Nothing about the MonSter is easy, simple, or straightforward, Emma. No two people are the same, but a lot are similar.
I started with a tingling feeling and some numbness in my ankles, which spread up my legs (mostly my left) right up to the armpits. It eased off over a few weeks (see below).
After the onset, I was diagnosed with Transverse Inflammatory Myelitis (Sept 2007). This was changed to MS in April 2008. In between were two MRI scans, an LP, and loads of injections, and tablets. The symptoms had almost entirely vanished within weeks of onset (and I went off to a conference in Prague able to walk well, but a touch slower than in the past). In '08 I went to another conference in the USA, still able to walk slowly - and my colleagues slowed down to my speed.

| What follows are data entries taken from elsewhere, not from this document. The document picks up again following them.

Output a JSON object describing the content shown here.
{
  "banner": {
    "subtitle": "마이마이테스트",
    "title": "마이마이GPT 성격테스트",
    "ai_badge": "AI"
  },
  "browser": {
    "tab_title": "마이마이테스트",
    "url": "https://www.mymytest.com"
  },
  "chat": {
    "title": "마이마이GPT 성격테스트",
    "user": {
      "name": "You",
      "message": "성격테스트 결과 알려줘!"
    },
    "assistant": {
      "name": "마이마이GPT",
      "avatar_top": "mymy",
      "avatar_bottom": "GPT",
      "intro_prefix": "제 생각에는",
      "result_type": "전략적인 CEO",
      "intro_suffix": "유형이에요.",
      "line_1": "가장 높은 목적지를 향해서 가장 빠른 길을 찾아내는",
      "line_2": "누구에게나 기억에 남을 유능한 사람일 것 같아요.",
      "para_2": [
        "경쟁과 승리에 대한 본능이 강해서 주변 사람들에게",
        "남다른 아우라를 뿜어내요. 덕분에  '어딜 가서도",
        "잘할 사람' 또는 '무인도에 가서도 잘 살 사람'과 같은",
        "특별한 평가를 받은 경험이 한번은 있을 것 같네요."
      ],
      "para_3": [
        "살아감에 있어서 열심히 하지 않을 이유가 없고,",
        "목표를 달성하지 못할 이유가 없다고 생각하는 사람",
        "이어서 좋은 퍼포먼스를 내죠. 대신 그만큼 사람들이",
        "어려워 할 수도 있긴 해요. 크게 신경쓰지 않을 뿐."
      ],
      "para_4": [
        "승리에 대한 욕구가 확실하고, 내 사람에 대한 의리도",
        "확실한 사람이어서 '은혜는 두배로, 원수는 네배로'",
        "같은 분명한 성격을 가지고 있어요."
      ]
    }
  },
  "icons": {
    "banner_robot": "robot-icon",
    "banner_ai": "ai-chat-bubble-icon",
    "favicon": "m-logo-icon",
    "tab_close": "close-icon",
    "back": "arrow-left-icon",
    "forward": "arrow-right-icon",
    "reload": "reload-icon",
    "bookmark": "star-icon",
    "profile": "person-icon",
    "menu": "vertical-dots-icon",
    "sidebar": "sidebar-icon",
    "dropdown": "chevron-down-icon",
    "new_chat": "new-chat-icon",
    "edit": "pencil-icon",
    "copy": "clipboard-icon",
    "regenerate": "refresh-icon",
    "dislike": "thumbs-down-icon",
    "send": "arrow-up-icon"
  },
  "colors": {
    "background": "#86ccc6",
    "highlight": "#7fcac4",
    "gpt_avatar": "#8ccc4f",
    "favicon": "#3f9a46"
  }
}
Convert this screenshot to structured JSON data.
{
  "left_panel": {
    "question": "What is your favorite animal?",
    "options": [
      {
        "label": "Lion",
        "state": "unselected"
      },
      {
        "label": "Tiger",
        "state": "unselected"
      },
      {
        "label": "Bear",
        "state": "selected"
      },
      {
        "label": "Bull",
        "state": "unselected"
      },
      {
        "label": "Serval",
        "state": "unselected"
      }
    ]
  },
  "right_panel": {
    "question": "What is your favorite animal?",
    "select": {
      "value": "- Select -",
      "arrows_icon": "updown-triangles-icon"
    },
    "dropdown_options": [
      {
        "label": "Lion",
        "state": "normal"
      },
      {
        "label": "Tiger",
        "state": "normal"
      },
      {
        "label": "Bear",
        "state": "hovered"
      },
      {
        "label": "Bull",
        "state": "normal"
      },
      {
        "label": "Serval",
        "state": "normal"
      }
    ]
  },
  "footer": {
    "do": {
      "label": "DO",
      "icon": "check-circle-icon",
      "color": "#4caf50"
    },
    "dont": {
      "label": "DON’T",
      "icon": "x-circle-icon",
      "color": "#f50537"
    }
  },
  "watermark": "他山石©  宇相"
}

I had a relapse, called the neuro who had been looking after me and found that he had left the previous week, The MS Nurse sorted out IV steroids for me and a quick session with the new Neuro - who turned the diagnosis back to Transverse Myelitis. Later he turned it back to MS (saying that he did not like to give the bad news all in one go).
Fast forward to '09, and yet another relapse. I was having IV steroids, and a colleague was presenting my conference paper in Washington. Time to retire, I thought, and finished a few months later (and I was already part time). By now, I can still walk OK, but I needed a stick for stability.
The next relapse was in Oct 2010. Oral steroids this time - and while I did recover, it was only to the point where I really do need a stick to walk any distance at all.
Now that is one person’s experience. In my local GP surgery, one of the nurses has MS. In her words “On good days I drive my own manual shift car. On bad days I take my husband’s automatic. If it is really really bad I stay at home”. That is another person’s view.
Steroids tend to make the recovery faster, but have side effects and you really do not want them too often. The rough guide is al least six months apart. How effective they are may well depend in just where your particular problem is. TIM (before the diagnosis is changed) is usually in the spinal column, and there may be no brain lesions at all.
The big thing about a diagnosis of MS is that if you drive, you absolutely MUST tell the DVLA and your insurance company quickly. The only practical effect is that you may get a 3-year driving licence, but you would have to be really, really, bad before any Neuro will say that you are not OK to drive.